According to security researchers at Cybernews, popular child tracking apps that have clocked millions of downloads on the Play Store have gaping security holes. Some apps exposed kids’ information to unauthorized viewers, while others had trackers that also spied on the parents. “[These apps are] essentially a backdoor into your child’s phone, which at a minimum will be collecting reams of data on them,” Jason Glassberg, co-founder of Casaba Security, told Cybernews, “and in a worst-case scenario could be doing things that are much more malicious.”
Hunting the Hunter
The researchers analyzed 10 child-monitoring apps in the Google Play Store, each with well over a million downloads. They used the Mobile Security Framework (MobSF) security analysis tool to evaluate the security and privacy of each of the apps. All apps scored poorly and were found to contain third-party trackers, which can abuse the tracked data for malicious means. “That means that both parties, parents and children alike, have their data collected,” noted the researchers. “Hardly a surprise, given that a violation of privacy is the app’s primary goal.” On top of that, the researchers discovered malicious links in four of the analyzed apps, which they said could lead people to websites with malware. The researchers point to a 2021 survey that found over half of the American respondents used such apps to keep tabs on their children’s internet activity. Dimitri Shelest, CEO and founder of online privacy company OneRep, believes working parents have to rely on technology to keep an eye on their kids. In an email exchange with Lifewire, he advised parents to be hyper-aware and vigilant about the tech they choose to do so. Stephen Gates, Security Evangelist at Checkmarx, suggests parents should thoroughly investigate the app developers before homing in on an app. “Search [for] the vendor name, look at Q&A and privacy pages on the vendor websites, email the company and ask about their application security and privacy practices: What data do you keep? Do you sell users’ data?” advised Gates in an email discussion with Lifewire.
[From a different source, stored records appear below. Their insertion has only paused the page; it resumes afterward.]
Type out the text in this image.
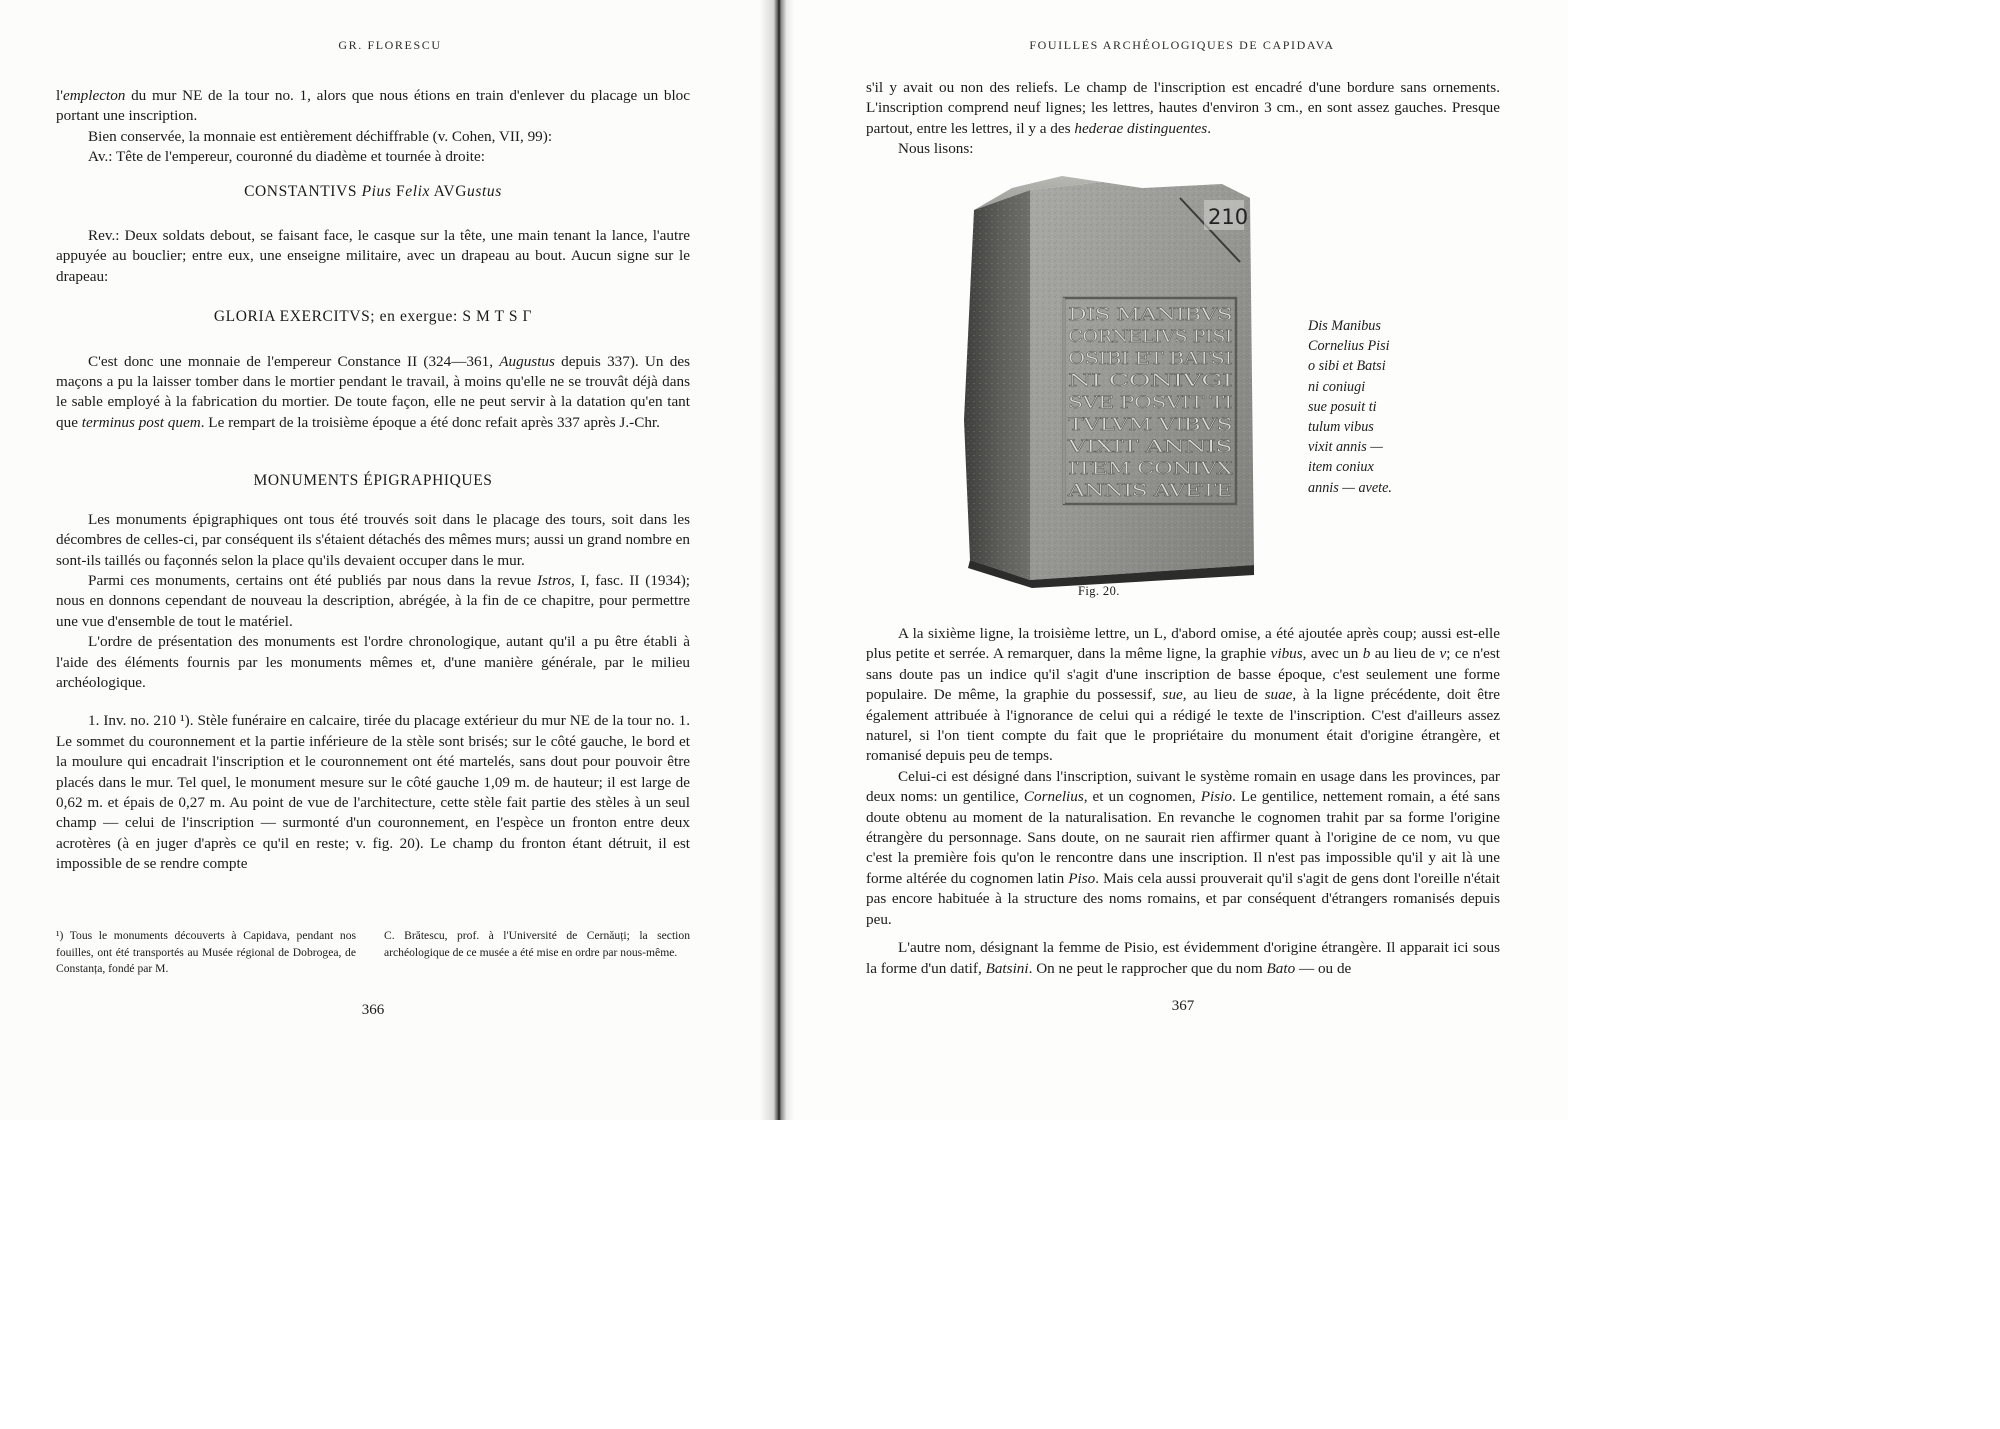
GR. FLORESCU

l'emplecton du mur NE de la tour no. 1, alors que nous étions en train d'enlever du placage un bloc portant une inscription.

Bien conservée, la monnaie est entièrement déchiffrable (v. Cohen, VII, 99):

Av.: Tête de l'empereur, couronné du diadème et tournée à droite:

CONSTANTIVS Pius Felix AVGustus

Rev.: Deux soldats debout, se faisant face, le casque sur la tête, une main tenant la lance, l'autre appuyée au bouclier; entre eux, une enseigne militaire, avec un drapeau au bout. Aucun signe sur le drapeau:

GLORIA EXERCITVS; en exergue: S M T S Γ

C'est donc une monnaie de l'empereur Constance II (324—361, Augustus depuis 337). Un des maçons a pu la laisser tomber dans le mortier pendant le travail, à moins qu'elle ne se trouvât déjà dans le sable employé à la fabrication du mortier. De toute façon, elle ne peut servir à la datation qu'en tant que terminus post quem. Le rempart de la troisième époque a été donc refait après 337 après J.-Chr.

MONUMENTS ÉPIGRAPHIQUES

Les monuments épigraphiques ont tous été trouvés soit dans le placage des tours, soit dans les décombres de celles-ci, par conséquent ils s'étaient détachés des mêmes murs; aussi un grand nombre en sont-ils taillés ou façonnés selon la place qu'ils devaient occuper dans le mur.

Parmi ces monuments, certains ont été publiés par nous dans la revue Istros, I, fasc. II (1934); nous en donnons cependant de nouveau la description, abrégée, à la fin de ce chapitre, pour permettre une vue d'ensemble de tout le matériel.

L'ordre de présentation des monuments est l'ordre chronologique, autant qu'il a pu être établi à l'aide des éléments fournis par les monuments mêmes et, d'une manière générale, par le milieu archéologique.

1. Inv. no. 210 ¹). Stèle funéraire en calcaire, tirée du placage extérieur du mur NE de la tour no. 1. Le sommet du couronnement et la partie inférieure de la stèle sont brisés; sur le côté gauche, le bord et la moulure qui encadrait l'inscription et le couronnement ont été martelés, sans dout pour pouvoir être placés dans le mur. Tel quel, le monument mesure sur le côté gauche 1,09 m. de hauteur; il est large de 0,62 m. et épais de 0,27 m. Au point de vue de l'architecture, cette stèle fait partie des stèles à un seul champ — celui de l'inscription — surmonté d'un couronnement, en l'espèce un fronton entre deux acrotères (à en juger d'après ce qu'il en reste; v. fig. 20). Le champ du fronton étant détruit, il est impossible de se rendre compte

¹) Tous le monuments découverts à Capidava, pendant nos fouilles, ont été transportés au Musée régional de Dobrogea, de Constanța, fondé par M.
C. Brătescu, prof. à l'Université de Cernăuți; la section archéologique de ce musée a été mise en ordre par nous-même.
366
FOUILLES ARCHÉOLOGIQUES DE CAPIDAVA

s'il y avait ou non des reliefs. Le champ de l'inscription est encadré d'une bordure sans ornements. L'inscription comprend neuf lignes; les lettres, hautes d'environ 3 cm., en sont assez gauches. Presque partout, entre les lettres, il y a des hederae distinguentes.

Nous lisons:

210
DIS MANIBVS
CORNELIVS PISI
OSIBI ET BATSI
NI CONIVGI
SVE POSVIT TI
TVLVM VIBVS
VIXIT ANNIS
ITEM CONIVX
ANNIS AVETE
Fig. 20.
Dis Manibus
Cornelius Pisi
o sibi et Batsi
ni coniugi
sue posuit ti
tulum vibus
vixit annis —
item coniux
annis — avete.

A la sixième ligne, la troisième lettre, un L, d'abord omise, a été ajoutée après coup; aussi est-elle plus petite et serrée. A remarquer, dans la même ligne, la graphie vibus, avec un b au lieu de v; ce n'est sans doute pas un indice qu'il s'agit d'une inscription de basse époque, c'est seulement une forme populaire. De même, la graphie du possessif, sue, au lieu de suae, à la ligne précédente, doit être également attribuée à l'ignorance de celui qui a rédigé le texte de l'inscription. C'est d'ailleurs assez naturel, si l'on tient compte du fait que le propriétaire du monument était d'origine étrangère, et romanisé depuis peu de temps.

Celui-ci est désigné dans l'inscription, suivant le système romain en usage dans les provinces, par deux noms: un gentilice, Cornelius, et un cognomen, Pisio. Le gentilice, nettement romain, a été sans doute obtenu au moment de la naturalisation. En revanche le cognomen trahit par sa forme l'origine étrangère du personnage. Sans doute, on ne saurait rien affirmer quant à l'origine de ce nom, vu que c'est la première fois qu'on le rencontre dans une inscription. Il n'est pas impossible qu'il y ait là une forme altérée du cognomen latin Piso. Mais cela aussi prouverait qu'il s'agit de gens dont l'oreille n'était pas encore habituée à la structure des noms romains, et par conséquent d'étrangers romanisés depuis peu.

L'autre nom, désignant la femme de Pisio, est évidemment d'origine étrangère. Il apparait ici sous la forme d'un datif, Batsini. On ne peut le rapprocher que du nom Bato — ou de

367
Since all 10 apps with dodgy security practices were found on the Google Play Store, Shelest believes parents should use the opportunity to pressure the tech giant to provide broader abilities on their platform to support parents with more advanced infrastructure. “This could include a more stringent vetting process for back-end app security as well as a wider array of reputable 3rd-party apps to have deeper, trusted access,” said Shelest.
Educate the Children
Given the security lapses in these apps, the researchers suggested the benefits of keeping tabs on children dwarfed in front of the hazards of using such child monitoring apps. In fact, Karim Hijazi, CEO of cyber-intelligence company Prevalion, thought of them as a trojan, telling Cybernews that not only do the apps have access to a child’s browsing activity, communications, friends, and more, but they can also track their real-time location. Of course, at the end of the day, it’s up to the parents to decide whether installing a potentially harmful app on their child’s smartphone is worth the risk. Both our experts believed that parents should curtail the use of these apps and instead take time to explain to their children how to use technology responsibly. “The very first step is to offer a bit of training as a parent to your child,” suggested Gates. “There are good instructional videos about safe internet and social media use, as a starting point.” Shelest believes an important aspect of parenting in the digital age is to teach children safe online habits, which won’t just protect them now, but will also equip them with the skills to safeguard their digital privacy in the years ahead. “As a parent, [it’s never] too early to build open dialogue and trust with your kids, making such conversations successful,” opined Shelest.